Note that embedding requests use /v1/embeddings instead of /v1/chat/completions. The batch file format is the same, but the URL and body differ.

After the batch completes, we extract the vectors and build an HNSW index using hnswlib:

def build_index(embeddings: list[list[float]], dim: int = 1024,
                ef_construction: int = 200, m: int = 16) -> hnswlib.Index:
    index = hnswlib.Index(space="cosine", dim=dim)
    index.init_index(max_elements=len(embeddings), ef_construction=ef_construction, M=m)
    data = np.array(embeddings, dtype=np.float32)
    index.add_items(data)
    index.set_ef(50)
    return index

Search is then a simple nearest-neighbor lookup:

def search(index: hnswlib.Index, query_embedding: list[float], k: int = 10) -> list[tuple[int, float]]:
    query = np.array([query_embedding], dtype=np.float32)
    labels, distances = index.knn_query(query, k=k)
    return list(zip(labels[0].tolist(), distances[0].tolist()))

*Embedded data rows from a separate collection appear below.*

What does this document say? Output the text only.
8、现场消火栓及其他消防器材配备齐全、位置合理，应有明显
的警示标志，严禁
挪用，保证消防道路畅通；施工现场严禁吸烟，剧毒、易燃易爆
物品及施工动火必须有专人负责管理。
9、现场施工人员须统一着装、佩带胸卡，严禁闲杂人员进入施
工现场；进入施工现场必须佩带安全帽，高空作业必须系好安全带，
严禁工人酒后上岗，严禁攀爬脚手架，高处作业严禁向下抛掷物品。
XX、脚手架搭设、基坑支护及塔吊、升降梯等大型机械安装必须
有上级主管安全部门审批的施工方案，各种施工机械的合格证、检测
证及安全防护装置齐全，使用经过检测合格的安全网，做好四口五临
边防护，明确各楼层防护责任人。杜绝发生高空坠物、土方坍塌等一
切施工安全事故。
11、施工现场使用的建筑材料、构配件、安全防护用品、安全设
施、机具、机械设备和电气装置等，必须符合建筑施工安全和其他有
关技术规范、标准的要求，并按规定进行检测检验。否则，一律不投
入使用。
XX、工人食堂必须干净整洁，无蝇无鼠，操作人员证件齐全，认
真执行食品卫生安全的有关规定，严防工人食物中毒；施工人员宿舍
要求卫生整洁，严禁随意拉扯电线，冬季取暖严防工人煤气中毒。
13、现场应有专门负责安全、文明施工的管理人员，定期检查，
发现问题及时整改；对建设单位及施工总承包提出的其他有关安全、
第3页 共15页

The key insight for batch embedding is that all documents are independent. The entire corpus can be embedded in a single batch with no sequential dependency, which makes the 24-hour SLA perfectly acceptable.

Running It Yourself

Using the Doubleword CLI

Install the dw CLI and log in:

dw login

Clone, setup, and see the full workflow:

dw examples clone embeddings
cd embeddings
dw project setup
dw project info

The fastest way to run everything end-to-end:

dw project run-all

Or run each step manually for more control:

Generate the embedding batch. This downloads Wikipedia abstracts and creates a JSONL file:

dw project run prepare -- -n 10000

Inspect and set the model:

dw files stats batches/batch.jsonl
dw files prepare batches/batch.jsonl --model Qwen/Qwen3-Embedding-8B

Submit the batch and watch progress:

dw batches run batches/batch.jsonl --watch --output-id .batch-id

Download results and build the search index:

dw batches results --from-file .batch-id -o results/embeddings.jsonl
dw project run build-index -- -r results/embeddings.jsonl

Search:

dw project run search -- -q "how do black holes form"

Check what it cost:

dw batches analytics --from-file .batch-id

Sample first, then scale

For a quick test before embedding the full corpus:

dw files sample batches/batch.jsonl -n 100 -o batches/sample.jsonl
dw files prepare batches/sample.jsonl --model Qwen/Qwen3-Embedding-8B
dw batches run batches/sample.jsonl --watch --output-id .batch-id
dw batches results --from-file .batch-id -o results/sample.jsonl

The results/ directory contains the raw embeddings, the built HNSW index, and search metadata.

Limitations

We evaluated on Wikipedia abstracts, which are well-written, information-dense paragraphs. Real-world corpora are messier (product descriptions, support tickets, legal documents), and embedding quality may vary more across models for these domains. The relative ranking of models could shift for domain-specific text.

Our evaluation set of 100 queries is small enough that individual query results can swing the metrics. A more rigorous evaluation would use a standard benchmark like MTEB, but our goal here is demonstrating the batch workflow rather than definitive model comparison.

The HNSW index we build is in-memory, which works fine for 100,000 documents but won't scale to millions. For production systems, you'd use a dedicated vector database (Qdrant, Pinecone, pgvector). The embedding generation workflow remains the same regardless of where you store the vectors.

Conclusion

Embedding large document corpora via batch API makes the per-document cost low enough that re-embedding becomes routine rather than expensive. At Doubleword's batch pricing, you can afford to iterate on chunking strategies, test different embedding models, and re-embed when your corpus changes, all without the cost anxiety that comes with realtime embedding APIs at scale. The search quality is within 3 percentage points of the most expensive option, which for most applications is a tradeoff worth making. The real value isn't in any single embedding run; it's in the freedom to experiment that cheap batch embedding provides.